Submission of the Citizenship and Immigration Law Section Page 9 of the Canadian Bar Association E. No Opportunity to Apply for Permanent Residence While this point may be beyond HRSD s jurisdiction, it is unfortunate that low skilled foreign workers who have proven themselves to be good employees and residents of Canada cannot make a standard application for permanent residence. This, of course, is due to the requirement to be within a job classification in the O, A, and B NOC categories to apply for permanent residence as a Skilled Worker. No other economic category would apply to low skilled foreign workers, unless developed under a Provincial Nominee Program. Some low skilled workers become extremely experienced and valuable employees; some employers require these workers for an indefinite period. There should be a process to enable low skilled workers in demand to stay permanently in Canada. RECOMMENDATION #9: The CBA Section recommends that HRSD and CIC develop a proposal to amend IRPA to allow for the retention of low skilled workers where there is employer support.
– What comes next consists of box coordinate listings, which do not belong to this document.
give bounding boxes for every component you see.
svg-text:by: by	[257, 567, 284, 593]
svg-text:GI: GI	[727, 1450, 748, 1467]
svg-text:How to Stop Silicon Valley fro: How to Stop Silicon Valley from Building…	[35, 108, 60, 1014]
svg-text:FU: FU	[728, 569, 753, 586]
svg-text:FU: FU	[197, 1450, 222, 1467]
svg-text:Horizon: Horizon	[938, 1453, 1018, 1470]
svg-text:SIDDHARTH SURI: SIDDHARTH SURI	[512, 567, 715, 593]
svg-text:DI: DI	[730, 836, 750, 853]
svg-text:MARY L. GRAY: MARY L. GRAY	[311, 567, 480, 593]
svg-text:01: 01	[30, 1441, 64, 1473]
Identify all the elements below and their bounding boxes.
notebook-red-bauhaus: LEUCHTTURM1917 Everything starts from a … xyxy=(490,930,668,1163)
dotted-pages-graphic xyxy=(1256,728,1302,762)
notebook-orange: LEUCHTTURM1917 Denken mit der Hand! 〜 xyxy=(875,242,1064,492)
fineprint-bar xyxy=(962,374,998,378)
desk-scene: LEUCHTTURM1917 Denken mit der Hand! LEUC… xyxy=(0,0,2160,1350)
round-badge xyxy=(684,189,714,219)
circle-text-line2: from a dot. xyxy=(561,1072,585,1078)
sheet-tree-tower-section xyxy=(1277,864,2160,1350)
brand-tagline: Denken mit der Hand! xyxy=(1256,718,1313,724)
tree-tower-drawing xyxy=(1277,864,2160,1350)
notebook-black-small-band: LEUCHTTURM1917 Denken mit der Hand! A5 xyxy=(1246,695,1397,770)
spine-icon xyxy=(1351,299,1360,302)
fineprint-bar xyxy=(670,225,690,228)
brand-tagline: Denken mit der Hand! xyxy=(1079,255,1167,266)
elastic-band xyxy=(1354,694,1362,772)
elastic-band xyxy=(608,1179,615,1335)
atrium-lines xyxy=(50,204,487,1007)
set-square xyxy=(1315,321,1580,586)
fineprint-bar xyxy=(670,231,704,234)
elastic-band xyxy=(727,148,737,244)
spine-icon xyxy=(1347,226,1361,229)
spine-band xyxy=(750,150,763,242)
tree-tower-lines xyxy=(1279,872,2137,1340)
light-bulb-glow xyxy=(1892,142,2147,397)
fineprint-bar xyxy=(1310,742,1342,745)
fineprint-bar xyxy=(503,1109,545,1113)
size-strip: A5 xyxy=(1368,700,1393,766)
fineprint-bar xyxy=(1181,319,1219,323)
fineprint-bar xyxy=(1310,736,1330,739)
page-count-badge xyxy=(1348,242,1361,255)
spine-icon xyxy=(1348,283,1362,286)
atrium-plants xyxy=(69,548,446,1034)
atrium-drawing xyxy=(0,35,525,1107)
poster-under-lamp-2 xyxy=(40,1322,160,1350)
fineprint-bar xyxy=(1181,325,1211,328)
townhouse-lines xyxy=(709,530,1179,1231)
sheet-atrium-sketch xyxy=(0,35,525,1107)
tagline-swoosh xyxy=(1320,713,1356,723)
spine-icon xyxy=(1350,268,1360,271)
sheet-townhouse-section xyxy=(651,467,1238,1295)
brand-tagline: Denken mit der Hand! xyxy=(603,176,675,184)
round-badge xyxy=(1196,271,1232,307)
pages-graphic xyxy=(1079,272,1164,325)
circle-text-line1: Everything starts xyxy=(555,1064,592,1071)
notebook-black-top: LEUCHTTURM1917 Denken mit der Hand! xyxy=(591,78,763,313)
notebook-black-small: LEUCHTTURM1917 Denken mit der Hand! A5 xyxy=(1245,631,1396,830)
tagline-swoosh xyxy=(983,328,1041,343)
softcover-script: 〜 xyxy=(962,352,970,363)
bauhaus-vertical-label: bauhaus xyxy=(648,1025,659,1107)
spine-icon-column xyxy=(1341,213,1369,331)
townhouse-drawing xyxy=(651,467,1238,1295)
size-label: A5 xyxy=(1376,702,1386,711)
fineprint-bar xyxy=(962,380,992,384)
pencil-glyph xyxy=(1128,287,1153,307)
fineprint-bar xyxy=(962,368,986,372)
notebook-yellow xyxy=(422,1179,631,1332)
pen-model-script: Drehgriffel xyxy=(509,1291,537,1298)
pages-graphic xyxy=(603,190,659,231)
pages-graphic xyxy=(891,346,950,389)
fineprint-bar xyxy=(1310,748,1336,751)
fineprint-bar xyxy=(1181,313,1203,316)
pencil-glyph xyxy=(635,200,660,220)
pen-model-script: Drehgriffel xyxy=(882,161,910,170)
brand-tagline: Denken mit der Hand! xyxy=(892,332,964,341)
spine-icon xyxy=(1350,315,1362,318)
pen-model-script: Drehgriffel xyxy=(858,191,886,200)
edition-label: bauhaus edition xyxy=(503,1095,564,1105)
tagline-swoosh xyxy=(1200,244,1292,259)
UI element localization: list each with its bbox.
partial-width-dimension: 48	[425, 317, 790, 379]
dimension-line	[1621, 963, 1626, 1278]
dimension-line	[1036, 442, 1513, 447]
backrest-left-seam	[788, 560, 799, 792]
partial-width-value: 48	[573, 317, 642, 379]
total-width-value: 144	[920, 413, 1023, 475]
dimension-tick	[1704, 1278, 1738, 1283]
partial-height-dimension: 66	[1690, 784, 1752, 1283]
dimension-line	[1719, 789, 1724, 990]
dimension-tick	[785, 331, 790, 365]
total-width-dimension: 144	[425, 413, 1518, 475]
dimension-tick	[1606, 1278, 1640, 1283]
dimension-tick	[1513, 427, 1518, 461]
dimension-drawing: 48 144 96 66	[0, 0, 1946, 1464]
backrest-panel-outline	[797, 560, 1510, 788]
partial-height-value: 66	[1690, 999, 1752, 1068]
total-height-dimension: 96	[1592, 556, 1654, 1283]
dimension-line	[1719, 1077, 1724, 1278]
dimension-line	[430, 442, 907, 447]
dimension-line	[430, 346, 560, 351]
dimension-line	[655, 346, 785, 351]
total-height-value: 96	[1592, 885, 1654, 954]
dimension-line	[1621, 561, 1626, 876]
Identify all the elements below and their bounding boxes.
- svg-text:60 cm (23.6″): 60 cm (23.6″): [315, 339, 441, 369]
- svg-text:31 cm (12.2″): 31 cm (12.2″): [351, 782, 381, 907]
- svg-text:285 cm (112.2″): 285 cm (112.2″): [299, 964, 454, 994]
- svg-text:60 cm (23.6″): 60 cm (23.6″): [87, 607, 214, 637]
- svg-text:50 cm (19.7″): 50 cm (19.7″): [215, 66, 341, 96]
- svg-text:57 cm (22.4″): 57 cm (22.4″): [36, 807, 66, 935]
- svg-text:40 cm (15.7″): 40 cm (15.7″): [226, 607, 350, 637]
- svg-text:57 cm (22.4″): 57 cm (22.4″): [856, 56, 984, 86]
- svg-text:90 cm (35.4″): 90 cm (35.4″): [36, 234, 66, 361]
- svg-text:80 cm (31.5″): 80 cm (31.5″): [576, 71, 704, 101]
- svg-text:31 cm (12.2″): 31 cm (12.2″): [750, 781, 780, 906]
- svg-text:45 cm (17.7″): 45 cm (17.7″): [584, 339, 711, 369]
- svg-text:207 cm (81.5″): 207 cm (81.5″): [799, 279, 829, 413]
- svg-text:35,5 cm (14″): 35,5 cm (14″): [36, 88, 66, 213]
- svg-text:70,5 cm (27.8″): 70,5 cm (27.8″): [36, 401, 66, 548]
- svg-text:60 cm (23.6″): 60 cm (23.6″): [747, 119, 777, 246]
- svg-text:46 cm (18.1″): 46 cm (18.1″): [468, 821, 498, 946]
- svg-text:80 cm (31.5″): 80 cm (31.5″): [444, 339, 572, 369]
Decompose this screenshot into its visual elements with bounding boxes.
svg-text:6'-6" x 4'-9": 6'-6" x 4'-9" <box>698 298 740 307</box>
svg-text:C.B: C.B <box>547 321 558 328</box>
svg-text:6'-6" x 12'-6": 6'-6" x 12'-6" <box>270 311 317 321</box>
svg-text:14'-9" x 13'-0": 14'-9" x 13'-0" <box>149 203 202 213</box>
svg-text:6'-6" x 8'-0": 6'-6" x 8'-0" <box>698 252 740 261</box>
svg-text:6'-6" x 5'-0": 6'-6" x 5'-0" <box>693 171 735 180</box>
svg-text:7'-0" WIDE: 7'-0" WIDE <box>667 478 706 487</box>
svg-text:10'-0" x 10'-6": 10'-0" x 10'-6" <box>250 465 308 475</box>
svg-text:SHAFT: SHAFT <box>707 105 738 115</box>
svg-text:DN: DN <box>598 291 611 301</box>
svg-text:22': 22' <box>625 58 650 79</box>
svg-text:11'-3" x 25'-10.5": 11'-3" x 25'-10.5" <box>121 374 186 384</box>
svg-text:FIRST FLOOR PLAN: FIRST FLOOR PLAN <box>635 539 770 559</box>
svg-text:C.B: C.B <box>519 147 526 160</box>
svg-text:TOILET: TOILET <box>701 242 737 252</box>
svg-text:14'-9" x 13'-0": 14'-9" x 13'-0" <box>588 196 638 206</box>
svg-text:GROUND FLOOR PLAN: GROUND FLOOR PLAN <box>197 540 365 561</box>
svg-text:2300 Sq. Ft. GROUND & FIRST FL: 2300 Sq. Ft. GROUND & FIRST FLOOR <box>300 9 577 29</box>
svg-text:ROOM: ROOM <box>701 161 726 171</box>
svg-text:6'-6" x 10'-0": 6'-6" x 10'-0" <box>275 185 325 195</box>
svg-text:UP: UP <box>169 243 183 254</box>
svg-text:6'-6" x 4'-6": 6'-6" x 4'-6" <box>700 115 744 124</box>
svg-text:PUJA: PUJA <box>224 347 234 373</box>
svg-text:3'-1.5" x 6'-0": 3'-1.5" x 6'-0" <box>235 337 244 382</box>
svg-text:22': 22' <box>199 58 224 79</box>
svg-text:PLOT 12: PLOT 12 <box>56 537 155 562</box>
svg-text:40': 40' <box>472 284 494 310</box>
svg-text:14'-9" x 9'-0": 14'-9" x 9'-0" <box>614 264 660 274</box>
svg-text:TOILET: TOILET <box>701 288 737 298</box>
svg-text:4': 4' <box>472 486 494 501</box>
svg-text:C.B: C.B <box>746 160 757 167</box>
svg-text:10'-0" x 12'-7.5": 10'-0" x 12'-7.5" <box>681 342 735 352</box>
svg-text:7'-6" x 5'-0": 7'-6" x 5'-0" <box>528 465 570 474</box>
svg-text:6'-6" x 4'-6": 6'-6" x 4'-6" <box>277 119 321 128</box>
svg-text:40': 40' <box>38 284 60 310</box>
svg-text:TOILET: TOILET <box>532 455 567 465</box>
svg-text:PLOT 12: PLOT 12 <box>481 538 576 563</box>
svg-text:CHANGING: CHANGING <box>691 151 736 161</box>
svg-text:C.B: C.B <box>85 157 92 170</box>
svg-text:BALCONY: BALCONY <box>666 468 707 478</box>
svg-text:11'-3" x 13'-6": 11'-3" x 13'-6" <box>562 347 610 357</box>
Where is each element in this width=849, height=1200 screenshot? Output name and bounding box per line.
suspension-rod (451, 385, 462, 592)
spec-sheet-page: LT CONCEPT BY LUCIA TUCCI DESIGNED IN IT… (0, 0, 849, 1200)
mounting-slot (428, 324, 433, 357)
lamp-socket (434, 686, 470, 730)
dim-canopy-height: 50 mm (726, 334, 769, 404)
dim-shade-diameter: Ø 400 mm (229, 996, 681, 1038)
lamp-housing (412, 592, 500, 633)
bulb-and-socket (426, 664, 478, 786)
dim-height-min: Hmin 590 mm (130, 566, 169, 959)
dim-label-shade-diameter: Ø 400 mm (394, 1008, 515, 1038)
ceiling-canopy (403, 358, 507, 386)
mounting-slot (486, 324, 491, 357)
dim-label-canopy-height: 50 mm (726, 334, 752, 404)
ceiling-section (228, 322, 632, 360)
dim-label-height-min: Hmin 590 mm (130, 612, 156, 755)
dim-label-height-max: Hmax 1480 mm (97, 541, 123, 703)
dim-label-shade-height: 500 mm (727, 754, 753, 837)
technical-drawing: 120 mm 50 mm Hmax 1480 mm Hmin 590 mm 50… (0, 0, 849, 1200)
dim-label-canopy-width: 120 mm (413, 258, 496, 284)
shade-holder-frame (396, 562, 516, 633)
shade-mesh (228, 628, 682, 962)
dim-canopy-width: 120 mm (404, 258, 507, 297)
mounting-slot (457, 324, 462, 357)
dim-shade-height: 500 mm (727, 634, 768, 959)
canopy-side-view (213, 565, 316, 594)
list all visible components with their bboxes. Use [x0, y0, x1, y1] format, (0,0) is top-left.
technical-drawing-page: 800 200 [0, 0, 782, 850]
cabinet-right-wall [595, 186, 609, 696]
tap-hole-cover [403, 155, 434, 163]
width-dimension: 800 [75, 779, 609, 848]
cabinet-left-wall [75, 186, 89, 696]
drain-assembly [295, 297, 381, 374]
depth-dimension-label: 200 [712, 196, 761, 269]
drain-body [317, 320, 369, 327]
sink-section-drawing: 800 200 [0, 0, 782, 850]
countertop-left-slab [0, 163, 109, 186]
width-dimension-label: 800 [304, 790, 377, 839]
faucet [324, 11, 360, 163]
IV. CONCLUSION Thank you for the opportunity to comment on the Project. We look forward to your consideration of our comments. We have addressed the issues keeping in mind the need for HRSD to consider and balance the interests of employers, the welfare of foreign workers, and the impact of this Project on citizens and permanent residents in the Canadian labour market. We would welcome the chance to continue to review any proposed changes when these are available.